9 Eylül 2010 Perşembe

burcu istanbulda kaldığı yıl, dershane dönüşü rakı içer ve radyodan arabesk sayılabilecek şarkılar dinlerdik. rakının ve şarkıların o hep aynı tekrarlarla içe işleyen karamsarlığı beni ufak çaplı ruhsal çöküntülere sürüklerdi, ağlardım sık sık.
kendi kederimin beni bir anlamda rahatlattığı o akşamlarda, hayatımın hep o sıralar çektiğim acıların yansımaları ile geçeceğini ve aslında onlardan sıyrılmayı o kadar da istemediğimi düşünürdüm. o kadar çok aşk acısı çekiyordum ki, acı çekmeden var olamayacağıma inanmaya başlamıştım, benliğimin acıdan etkilenmemiş bir tarafı yoktu ki, acı gittiğinde ona tutunabileyim, zihnimde aşktan ve acıdan kaçabilmiş bir parça yoktu, olsa oraya sığınır ve o zamanları atlatma hayalleri kurabilirdim belki.
arkadaşlarım beni terk etmişti, hakları da vardı çünkü onlara hayatı cehennem ediyordum hakikaten, sürekli yaşadığım şeyi anlatmam gerekiyordu, içimde kalamıyordu, benden büyüktü, yaşadığım zamanın ve mekanın haricinde başka bir boyut gibiydi.

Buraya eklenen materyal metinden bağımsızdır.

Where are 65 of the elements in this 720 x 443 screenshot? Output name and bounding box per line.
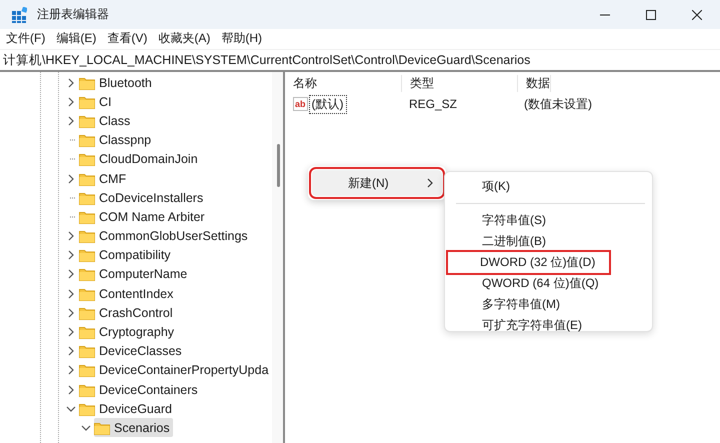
tree-item[interactable]: CI <box>79 92 114 112</box>
tree-item[interactable]: Classpnp <box>79 130 154 150</box>
tree-item[interactable]: CommonGlobUserSettings <box>79 226 251 246</box>
folder-icon <box>79 382 95 397</box>
folder-icon <box>79 190 95 205</box>
address-field[interactable]: 计算机\HKEY_LOCAL_MACHINE\SYSTEM\CurrentControlSet\Control\DeviceGuard\Scenarios <box>0 49 720 72</box>
tree-item[interactable]: Class <box>79 111 134 130</box>
folder-icon <box>79 267 95 282</box>
folder-icon <box>79 94 95 109</box>
folder-icon <box>94 420 110 435</box>
column-header[interactable]: 数据 <box>518 74 551 92</box>
folder-icon <box>79 306 95 320</box>
folder-icon <box>79 152 95 166</box>
menu-item[interactable]: 多字符串值(M) <box>448 294 611 315</box>
column-header[interactable]: 名称 <box>285 74 402 92</box>
scrollbar-thumb[interactable] <box>276 144 280 187</box>
menu-item[interactable]: QWORD (64 位)值(Q) <box>448 273 611 294</box>
tree-item[interactable]: DeviceClasses <box>79 342 185 361</box>
menu-item[interactable]: 文件(F) <box>4 30 54 46</box>
folder-icon <box>79 325 95 340</box>
column-header[interactable]: 类型 <box>402 74 518 92</box>
tree-item[interactable]: DeviceGuard <box>79 399 175 418</box>
folder-icon <box>79 286 95 301</box>
menu-item[interactable]: 查看(V) <box>105 30 156 46</box>
chevron-right-icon <box>426 178 434 188</box>
tree-item[interactable]: CloudDomainJoin <box>79 150 201 169</box>
menu-item[interactable]: 项(K) <box>448 176 611 197</box>
folder-icon <box>79 402 95 416</box>
tree-item[interactable]: Cryptography <box>79 322 178 342</box>
window-title: 注册表编辑器 <box>37 6 109 23</box>
table-cell-text: REG_SZ <box>408 97 458 111</box>
folder-icon <box>79 76 95 90</box>
maximize-icon <box>646 10 656 20</box>
tree-item[interactable]: CrashControl <box>79 303 176 322</box>
tree-item[interactable]: Scenarios <box>94 418 173 438</box>
tree-item[interactable]: CoDeviceInstallers <box>79 188 206 208</box>
folder-icon <box>79 133 95 148</box>
app-icon <box>11 6 27 22</box>
menu-item[interactable]: 二进制值(B) <box>448 231 611 252</box>
tree-item[interactable]: COM Name Arbiter <box>79 207 208 226</box>
folder-icon <box>79 248 95 262</box>
menu-item[interactable]: 字符串值(S) <box>448 210 611 231</box>
folder-icon <box>79 229 95 244</box>
folder-icon <box>79 114 95 128</box>
menu-item[interactable]: 新建(N) <box>312 170 442 196</box>
tree-item[interactable]: DeviceContainerPropertyUpda <box>79 360 272 380</box>
menu-item[interactable]: 可扩充字符串值(E) <box>448 315 611 336</box>
tree-item[interactable]: DeviceContainers <box>79 380 201 400</box>
table-cell[interactable]: (默认) <box>308 94 347 114</box>
folder-icon <box>79 344 95 358</box>
menu-item[interactable]: 编辑(E) <box>54 30 106 46</box>
menu-item[interactable]: DWORD (32 位)值(D) <box>448 252 609 273</box>
folder-icon <box>79 363 95 378</box>
string-value-icon: ab <box>293 97 308 111</box>
folder-icon <box>79 172 95 186</box>
table-cell-text: (数值未设置) <box>523 96 592 112</box>
close-icon <box>692 10 702 20</box>
tree-item[interactable]: ComputerName <box>79 264 190 284</box>
tree-item[interactable]: Compatibility <box>79 246 174 265</box>
tree-item[interactable]: CMF <box>79 169 130 188</box>
folder-icon <box>79 210 95 224</box>
tree-item[interactable]: ContentIndex <box>79 284 176 304</box>
tree-item[interactable]: Bluetooth <box>79 73 155 92</box>
menu-item[interactable]: 收藏夹(A) <box>156 30 220 46</box>
menu-item[interactable]: 帮助(H) <box>219 30 271 46</box>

Şimdi tüm bunların üzerinden çok uzun zaman geçti, çoğu unutulmaması lazım gelen şeyi hatırlamakta zorlanıyorum o dönemle ilgili olarak, ama acı çekmenin ne demek olduğunu, aşık olmanın getirdiği mutluluğu hatırladığım kadar net hatırlıyorum. kuleli camii'nin avlusunda oturduğum ve denizi seyrederken farkında olmadan iç çektiğim o güzel akşam, kendimi çok yalnız ve biraz da bahtsız hissettim, yalnızdım çünkü kendi içsesimle konuşur gibiydim, bahtsızdım çünkü bu hal beni çok mutlu ediyordu.
orada, karşıda, rumeli hisarında, sarıyerde ve leventte, benim çocukluğum vardı, boğazda upuzun yürüyüşler, iskele babalarının üstüne zıplayan küçük ayaklar, dalgalar, yakamozlar ve kederli eve dönüşler vardı ve burada, küçücük bir camii'nin denizi de kendine dahil eden kocaman avlusunda bu hatıralar, o zamanın ve şimdinin güzelliğini de içine alarak, tekrarlanıyor gibiydi.
kendime, aşk acılarının bütün o korkunç güzelliklerine rağmen, yalnız kalmanın huzursuz eden tarafına rağmen, yalan söylemeyi sürdüremeyeceğimi hissettim o avluda, gemiler geçiyordu.